竹竿一撑,乌篷船就嗖的一下离开原地,推开水流,带起一片清波,向远方荡漾。
“客官去那锦屏县是走亲访友吗?”
乌篷船在河上走起来,最开始还有景色可看。
可看久了,景致也就那样。
船叟便找陈传聊起天来,倒不是要窥探他的私密,不过是想借此打发时间罢了。
“是去送旧友还乡。”
“旧友?”
船叟有些疑惑,毕竟陈传上船时只有孤身一人,并不见什么人跟随,何来旧友之说。
他再看陈传伸手摸了一下褡裢,便心下了然。
“客官能有此心,实属不易。”
“像客官这样,不辞辛劳送旧友还乡的。老叟也只见过十数人罢了。”
在这白浪河上行船数十年,形形色色的人事皆见过,瞬间就明了,陈传是要送他人骨灰还乡。
陈传笑了笑,“受人恩惠,必有报偿,算不得什么。”
话音刚落,褡裢里的阴木剑便震了一震。
这是阴鬼张吉在感激陈传。
行船约莫两盏茶的功夫,忽有清风吹来,是从乌篷船的后方往前吹拂,船叟见此便开心起来。

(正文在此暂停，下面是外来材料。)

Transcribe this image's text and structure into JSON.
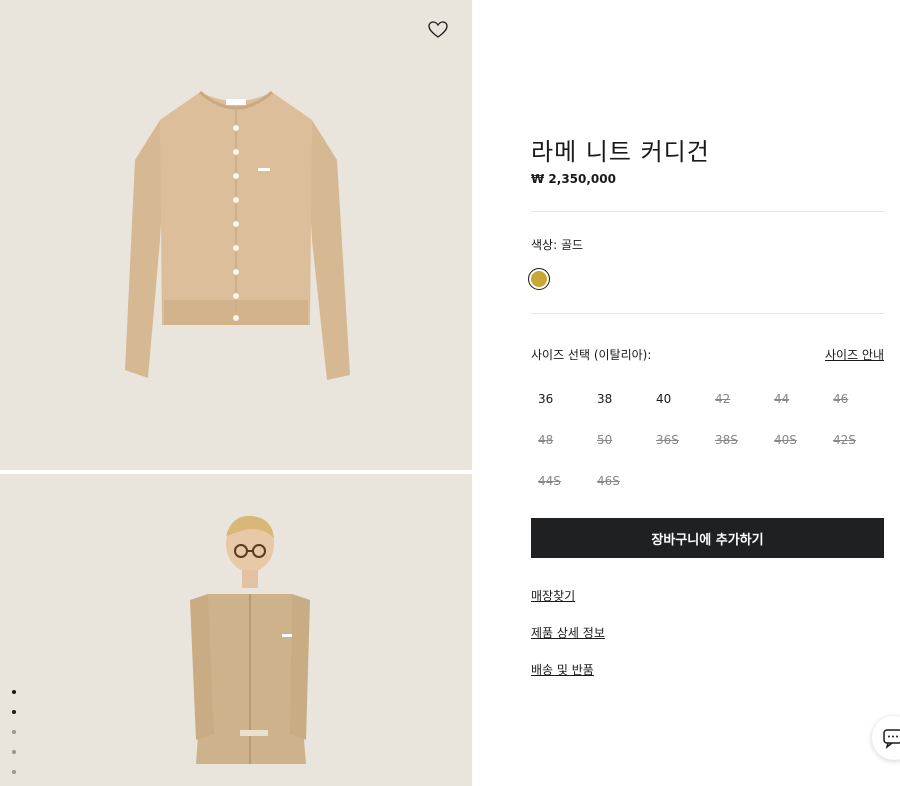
{
  "product": {
    "title": "라메 니트 커디건",
    "price": "₩ 2,350,000"
  },
  "color": {
    "label": "색상:  골드",
    "swatch_hex": "#c9a737"
  },
  "size": {
    "label": "사이즈 선택 (이탈리아):",
    "guide_link": "사이즈 안내",
    "options": [
      {
        "label": "36",
        "available": true
      },
      {
        "label": "38",
        "available": true
      },
      {
        "label": "40",
        "available": true
      },
      {
        "label": "42",
        "available": false
      },
      {
        "label": "44",
        "available": false
      },
      {
        "label": "46",
        "available": false
      },
      {
        "label": "48",
        "available": false
      },
      {
        "label": "50",
        "available": false
      },
      {
        "label": "36S",
        "available": false
      },
      {
        "label": "38S",
        "available": false
      },
      {
        "label": "40S",
        "available": false
      },
      {
        "label": "42S",
        "available": false
      },
      {
        "label": "44S",
        "available": false
      },
      {
        "label": "46S",
        "available": false
      }
    ]
  },
  "actions": {
    "add_to_cart": "장바구니에 추가하기",
    "links": [
      "매장찾기",
      "제품 상세 정보",
      "배송 및 반품"
    ]
  },
  "icons": {
    "favorite": "heart-icon",
    "chat": "chat-icon"
  },
  "gallery": {
    "dots": 5,
    "active_dot": 1
  }
}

“嘿嘿,这风来的巧,顺水推舟,这下子倒可以省些气力。”
有风力助阵,船叟便收起船桨,从船舱里取出细竹制成的鱼竿,开始垂钓起来。
清晨从山中出发,紧赶慢赶到了临清县也已经是晌午时分。
再等到陈传上船。日头已经在天中渐往西斜,此间水流缓和,等到了锦屏县总得第二日清晨。
因此钓鱼而已,算不得什么怠工误事。
这时的日头最是毒辣,好在有乌篷船遮阴避暑,陈传坐在船舱也不觉暑热。
清风卷着水汽送到鼻尖,陈传闻起来只觉倍感舒心。
这气味有的人闻不惯,只说是水腥气,但陈传长在山野间,却是最熟悉不过。
船叟沉浸在钓鱼中不可自拔,若不是陈传出声唤他,想来他是不会再出声的。
陈传见此便盘膝而坐闭目养神,实则是运转食气法。
经陈传验证,这食气法修行时除了要求自身心定,除此以外并不受外物搅扰,随时随地都能修行。

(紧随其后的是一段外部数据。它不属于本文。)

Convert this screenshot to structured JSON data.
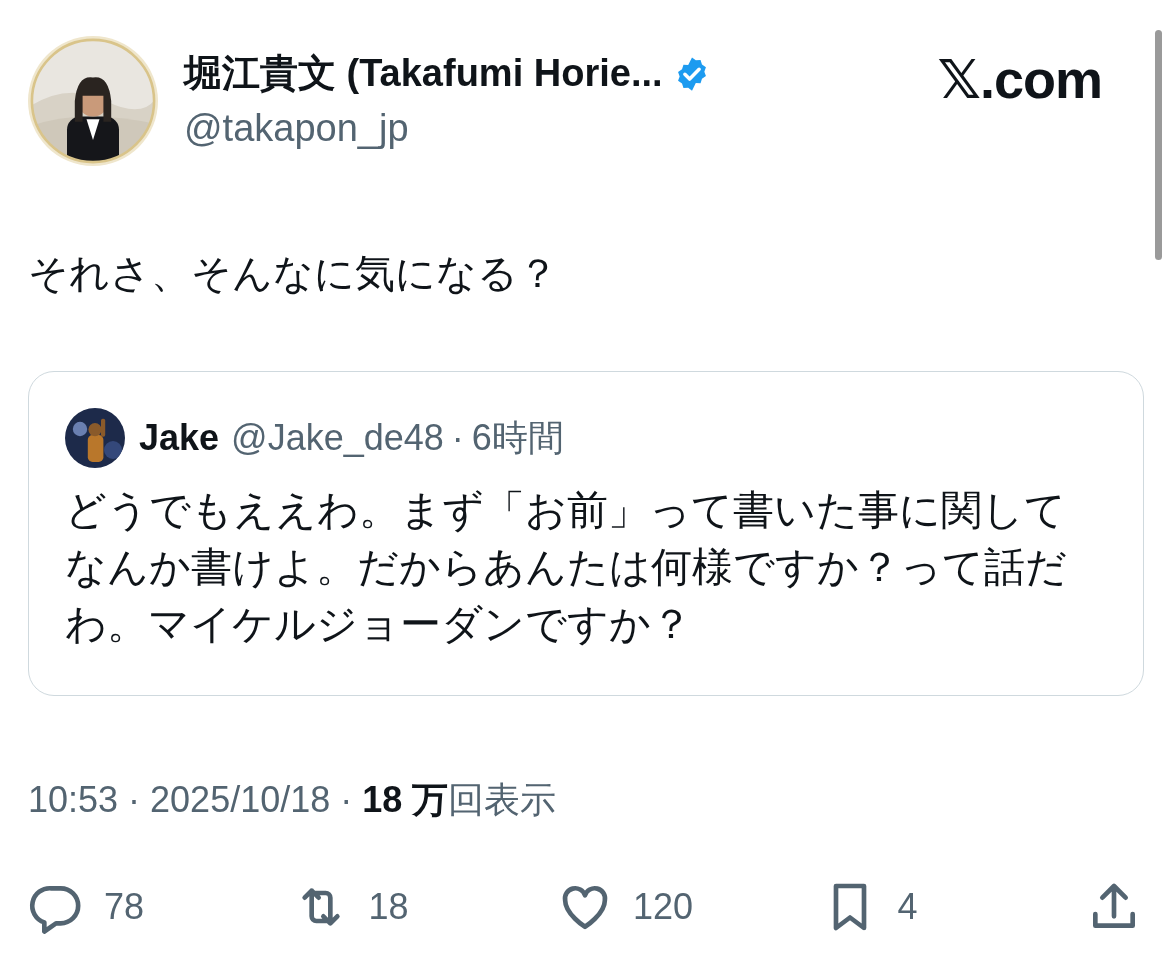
{
  "author": {
    "name": "堀江貴文 (Takafumi Horie...",
    "verified": true,
    "handle": "@takapon_jp"
  },
  "site": "𝕏.com",
  "text": "それさ、そんなに気になる？",
  "quote": {
    "name": "Jake",
    "handle": "@Jake_de48",
    "separator": "·",
    "time": "6時間",
    "text": "どうでもええわ。まず「お前」って書いた事に関してなんか書けよ。だからあんたは何様ですか？って話だわ。マイケルジョーダンですか？"
  },
  "meta": "10:53 · 2025/10/18 · **18 万**回表示",
  "actions": [
    {
      "kind": "reply",
      "count": "78"
    },
    {
      "kind": "repost",
      "count": "18"
    },
    {
      "kind": "like",
      "count": "120"
    },
    {
      "kind": "bookmark",
      "count": "4"
    },
    {
      "kind": "share"
    }
  ]
}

从前只在山间修炼,采炼的也是日月山川之灵气,如今行在水面,感受到更多的便是水脉灵气。
山川清灵之气颇为厚重沉稳,日月精华则是清明翩然,水脉灵气又有不同,灵动活泼生机勃勃。
食气法的宗旨便是要游走天地,吞吐天地万物之灵气,或在山间、或在大川、或在日月,陈传此举无疑是冥冥中契合了这一点。

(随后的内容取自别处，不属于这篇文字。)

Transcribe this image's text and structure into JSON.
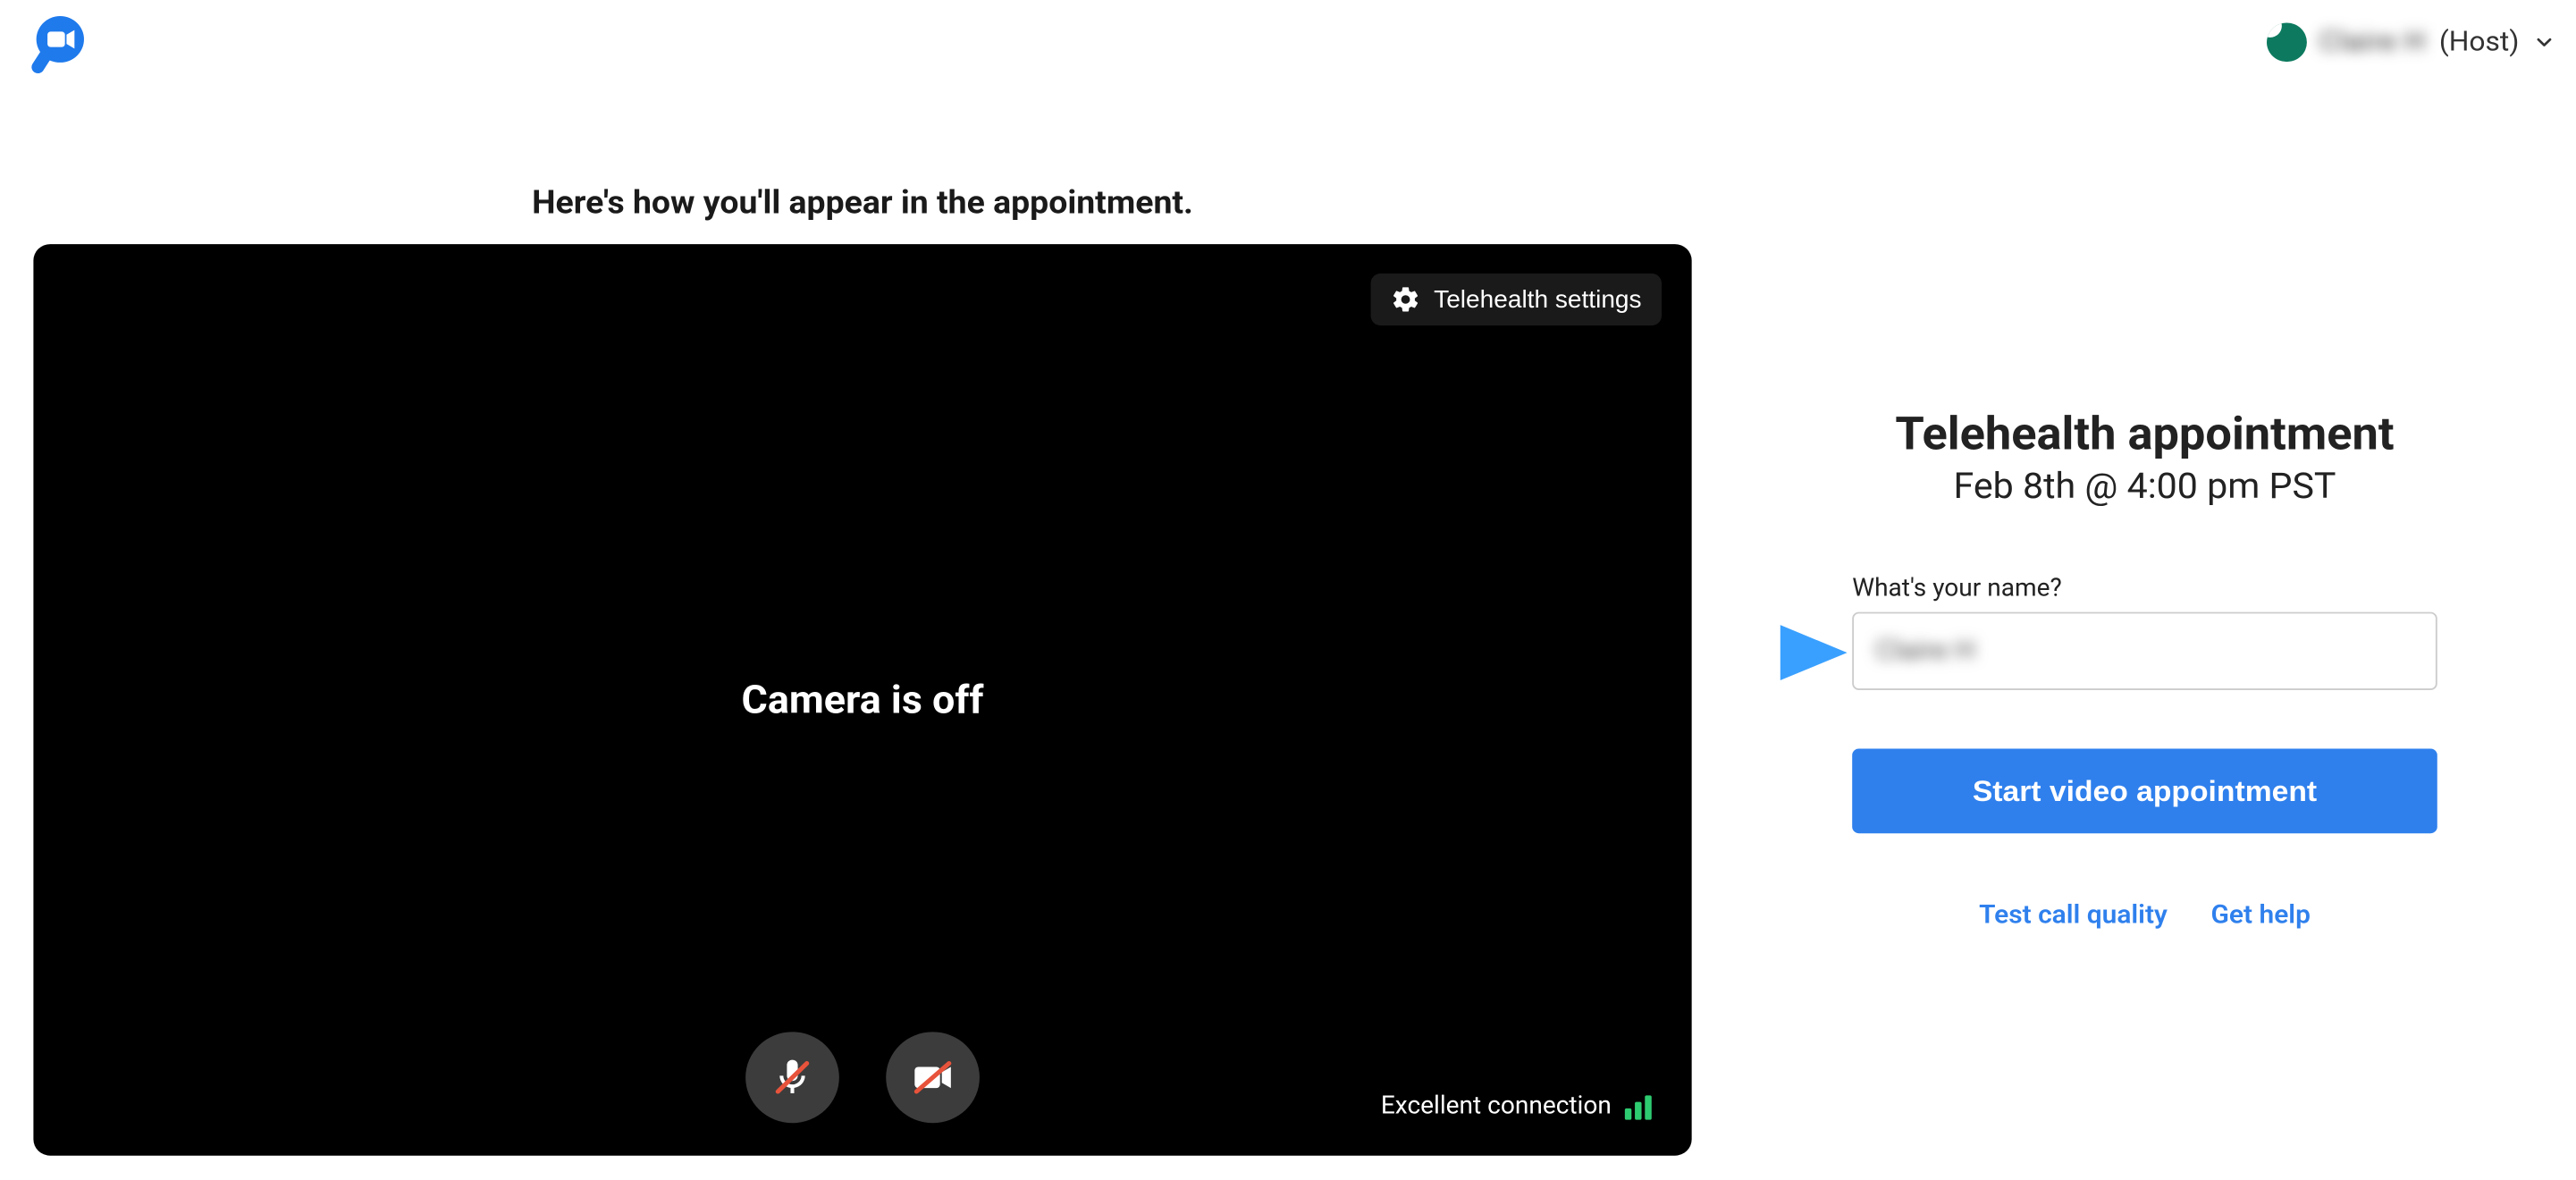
{
  "header": {
    "user_name": "Claire H",
    "user_role": "(Host)"
  },
  "preview": {
    "heading": "Here's how you'll appear in the appointment.",
    "settings_label": "Telehealth settings",
    "camera_off_text": "Camera is off",
    "connection_text": "Excellent connection"
  },
  "appointment": {
    "title": "Telehealth appointment",
    "datetime": "Feb 8th @ 4:00 pm PST",
    "name_label": "What's your name?",
    "name_value": "Claire H",
    "start_button": "Start video appointment",
    "test_call_link": "Test call quality",
    "get_help_link": "Get help"
  }
}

一呼一吸之间,灵气纷至沓来,尽数叫陈传炼化为真气存入体内,他的修为也就这样一点一滴的增长。
“扑通。”
好像有石块落水的声音传来。
“呀,怎么上的是条死鱼?”
陈传睁开眼,只见船叟高举鱼竿,鱼线下头正有一条皮破肉烂的死鱼口衔鱼钩。
船叟眉头一皱,见陈传看过来,便给他解释,“客官有所不知,这就唤做死鱼正口。遇到这样的情况。是不能再钓鱼了。”
说到这里,船叟一边收杆,一边叹了口气,“今天可是没口福了。”
虽说船舱有米粮不会饿肚,哪抵河鱼鲜美。
钓不成鱼。船叟便索性划动船桨,让船走的更快一些,也是想尽快摆脱这片水域下的脏东西。